Putting the short-term volatility aside, there is an opportunity for investors to take advantage of very favorable terms, particularly with dollar-denominated funds, maintains Savills. “For a £5m property in prime central London, a buyer in US dollars would be paying 40% less today than they did 5 years ago pre-tax. Now might be the opportune time for overseas buyers to enter the market as the currency window could be closing, advises the consultant,” says Malim.
Sterling has been rallying intermittently as and when developments in the Brexit negotiation process occur. This would suggest that the market will respond positively should the UK reach a Brexit deal and Sterling will strengthen as a result. Lucian Cook, Head of UK Residential Research at Savills, says that some buyers “are sensing a market that could be at, or close to, its bottom”.
Tom Bill, Head of London Residential Research at Knight Frank says that political uncertainty has affected sentiment over the last 5 years. “However, high-value sales are increasing, as high net- worth individuals target London and take advantage of the weak pound. There were 16 transactions above £30 million in the year to May 2019 compared to 11 over the previous 12 months. Furthermore, pent-up demand remains strong. The ratio of new prospective buyers to new sales listings above £10 million climbed to 6.5 in the third quarter of 2019, the highest figure since the final quarter of 2016,” says Bill in Knight Frank’s Super Prime Market Insight 2019.
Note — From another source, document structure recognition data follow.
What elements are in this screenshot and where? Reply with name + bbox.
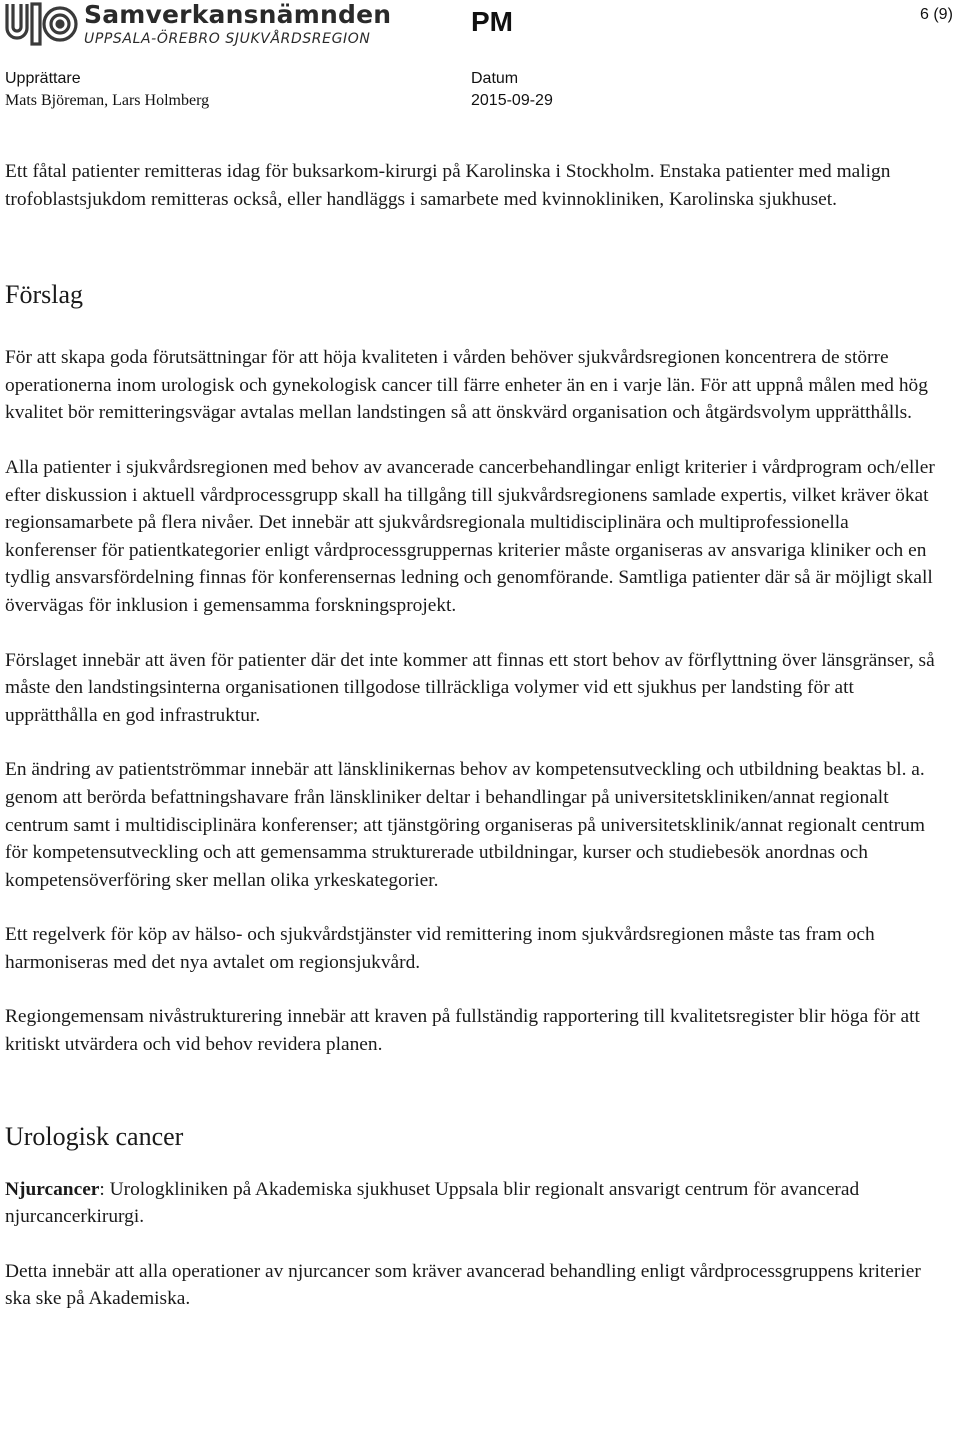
njurcancer-text: : Urologkliniken på Akademiska sjukhuset Uppsala blir regionalt ansvarigt centrum för avancerad njurcancerkirurgi. (5, 1178, 860, 1228)
paragraph-njurcancer (5, 1176, 945, 1231)
page-number: 6 (9) (920, 6, 953, 23)
regional-logo-icon (4, 2, 78, 46)
paragraph-6: Regiongemensam nivåstrukturering innebär att kraven på fullständig rapportering till kvalitetsregister blir höga för att kritiskt utvärdera och vid behov revidera planen. (5, 1006, 920, 1056)
author-value: Mats Björeman, Lars Holmberg (5, 92, 210, 109)
section-heading-forslag: Förslag (5, 280, 83, 310)
date-label: Datum (471, 70, 519, 87)
section-heading-urologisk-cancer: Urologisk cancer (5, 1121, 184, 1151)
paragraph-1: För att skapa goda förutsättningar för att höja kvaliteten i vården behöver sjukvårdsregionen koncentrera de större operationerna inom urologisk och gynekologisk cancer till färre enheter än en i varje län. För att uppnå målen med hög kvalitet bör remitteringsvägar avtalas mellan landstingen så att önskvärd organisation och åtgärdsvolym upprätthålls. (5, 347, 928, 424)
organization-subtitle: UPPSALA-ÖREBRO SJUKVÅRDSREGION (84, 31, 371, 47)
paragraph-2: Alla patienter i sjukvårdsregionen med behov av avancerade cancerbehandlingar enligt kriterier i vårdprogram och/eller efter diskussion i aktuell vårdprocessgrupp skall ha tillgång till sjukvårdsregionens samlade expertis, vilket kräver ökat regionsamarbete på flera nivåer. Det innebär att sjukvårdsregionala multidisciplinära och multiprofessionella konferenser för patientkategorier enligt vårdprocessgruppernas kriterier måste organiseras av ansvariga kliniker och en tydlig ansvarsfördelning finnas för konferensernas ledning och genomförande. Samtliga patienter där så är möjligt skall övervägas för inklusion i gemensamma forskningsprojekt. (5, 456, 935, 616)
intro-paragraph: Ett fåtal patienter remitteras idag för buksarkom-kirurgi på Karolinska i Stockholm. Enstaka patienter med malign trofoblastsjukdom remitteras också, eller handläggs i samarbete med kvinnokliniken, Karolinska sjukhuset. (5, 161, 891, 210)
paragraph-4: En ändring av patientströmmar innebär att länsklinikernas behov av kompetensutveckling och utbildning beaktas bl. a. genom att berörda befattningshavare från länskliniker deltar i behandlingar på universitetskliniken/annat regionalt centrum samt i multidisciplinära konferenser; att tjänstgöring organiseras på universitetsklinik/annat regionalt centrum för kompetensutveckling och att gemensamma strukturerade utbildningar, kurser och studiebesök anordnas och kompetensöverföring sker mellan olika yrkeskategorier. (5, 759, 925, 891)
document-body (5, 158, 945, 1313)
term-njurcancer: Njurcancer (5, 1178, 100, 1200)
paragraph-5: Ett regelverk för köp av hälso- och sjukvårdstjänster vid remittering inom sjukvårdsregionen måste tas fram och harmoniseras med det nya avtalet om regionsjukvård. (5, 924, 875, 973)
date-value: 2015-09-29 (471, 92, 553, 109)
paragraph-8: Detta innebär att alla operationer av njurcancer som kräver avancerad behandling enligt vårdprocessgruppens kriterier ska ske på Akademiska. (5, 1260, 921, 1310)
organization-name: Samverkansnämnden (84, 0, 392, 29)
paragraph-3: Förslaget innebär att även för patienter där det inte kommer att finnas ett stort behov av förflyttning över länsgränser, så måste den landstingsinterna organisationen tillgodose tillräckliga volymer vid ett sjukhus per landsting för att upprätthålla en god infrastruktur. (5, 649, 935, 726)
document-header (0, 0, 960, 120)
author-label: Upprättare (5, 70, 81, 87)
document-type: PM (471, 6, 513, 37)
Malim of Savills agrees; by considering the model that supply and demand affects the underlying price, it is significant for investors that new buyer registrations for central London properties over £1m were up 36% during the first quarter of 2019. “In other words, there is an increase in demand. That hasn’t yet translated into increased market activity, which has been attributed to buyers adopting a ‘wait-and-see’ approach until the outcome of Brexit negotiations becomes clearer. However, once that clarity is in place over Brexit, the latent demand from those adopting a watching brief, could drive an increase in transactions.
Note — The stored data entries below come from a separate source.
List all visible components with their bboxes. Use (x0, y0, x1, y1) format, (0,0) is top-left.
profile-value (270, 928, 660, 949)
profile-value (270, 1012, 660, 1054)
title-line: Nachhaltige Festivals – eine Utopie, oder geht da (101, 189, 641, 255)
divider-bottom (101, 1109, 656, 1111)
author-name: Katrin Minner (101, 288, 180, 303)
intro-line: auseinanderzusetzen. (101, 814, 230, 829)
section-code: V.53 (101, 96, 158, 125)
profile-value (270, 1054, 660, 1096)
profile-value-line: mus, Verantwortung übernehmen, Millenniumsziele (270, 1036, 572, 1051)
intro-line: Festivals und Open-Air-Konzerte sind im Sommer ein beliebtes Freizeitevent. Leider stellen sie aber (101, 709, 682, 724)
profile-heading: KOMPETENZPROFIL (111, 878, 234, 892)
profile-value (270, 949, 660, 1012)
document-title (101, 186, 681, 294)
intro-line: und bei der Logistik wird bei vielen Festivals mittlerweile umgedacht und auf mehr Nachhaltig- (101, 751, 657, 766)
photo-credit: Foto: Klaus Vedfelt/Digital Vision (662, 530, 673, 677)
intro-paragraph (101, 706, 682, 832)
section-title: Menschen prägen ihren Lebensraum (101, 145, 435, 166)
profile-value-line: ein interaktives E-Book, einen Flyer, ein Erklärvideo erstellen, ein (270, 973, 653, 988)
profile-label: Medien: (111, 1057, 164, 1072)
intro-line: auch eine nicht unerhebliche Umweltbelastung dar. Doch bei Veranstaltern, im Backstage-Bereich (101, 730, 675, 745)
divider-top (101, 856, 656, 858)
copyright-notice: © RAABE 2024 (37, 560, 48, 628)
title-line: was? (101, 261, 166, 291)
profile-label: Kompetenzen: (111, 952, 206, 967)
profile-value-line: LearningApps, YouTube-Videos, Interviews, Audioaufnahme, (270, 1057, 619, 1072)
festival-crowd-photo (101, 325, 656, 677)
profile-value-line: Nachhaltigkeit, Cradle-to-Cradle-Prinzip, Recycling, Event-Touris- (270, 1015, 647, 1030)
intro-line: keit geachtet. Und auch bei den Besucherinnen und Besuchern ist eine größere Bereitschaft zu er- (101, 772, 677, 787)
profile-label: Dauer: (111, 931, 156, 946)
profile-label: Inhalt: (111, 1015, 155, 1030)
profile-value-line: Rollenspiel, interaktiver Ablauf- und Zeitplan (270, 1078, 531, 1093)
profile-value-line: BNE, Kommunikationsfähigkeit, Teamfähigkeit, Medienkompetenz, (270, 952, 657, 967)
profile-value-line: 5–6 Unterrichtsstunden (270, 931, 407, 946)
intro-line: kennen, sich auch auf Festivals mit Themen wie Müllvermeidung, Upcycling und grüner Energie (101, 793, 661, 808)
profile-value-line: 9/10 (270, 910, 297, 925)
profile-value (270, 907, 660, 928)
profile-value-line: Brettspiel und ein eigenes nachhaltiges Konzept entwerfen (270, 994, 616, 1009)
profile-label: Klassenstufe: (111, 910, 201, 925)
Even if transactions, and in turn price, do not increase in the short-term there are still many reasons for optimism for London investment. London is home to many of the world’s most highly regarded universities, medical schools and business institutions, as well as world-class leisure, culture and entertainment. It continues to be a global leader across many sectors and remains the number one worldwide city for cross border investment into real estate. London’s place at the forefront of global investment isn’t likely to change anytime soon,” says Malim.
According to Savills’ Impacts research London is the world’s third most resilient city, able to withstand the many disruptive forces facing global real estate. The consultant predicts that prime central London residential property prices will recover post-Brexit, potentially increasing by 12.4% over the next 5 years.
“As companies continue to invest into London, so too are developers, who are offering increasingly attractive opportunities. Regeneration, community, sustainability and wellbeing are becoming increasingly desirable, with trending hot spots having a key focus on these elements.
When it comes to regeneration projects, the iconic Battersea Power Station has transformed an Art Deco masterpiece into a fully functioning, thriving community with a range of apartment and penthouse options. Meanwhile, the canal side Grand Union has 11 acres of public green spaces including landscaped gardens and waterside walks. It’s not all about the facilities either; location still plays a vital role, with new developments such as Triptych Bankside, near to Borough Market, Shakespeare’s Globe Theatre and The Shard as well as a number of transport hubs, holding a very attractive proposition, and Battersea Power Station set to get new underground access by 2021. These world-class residential developments are well aligned with investors who seek long-term stability and growth within London,” concludes Malim.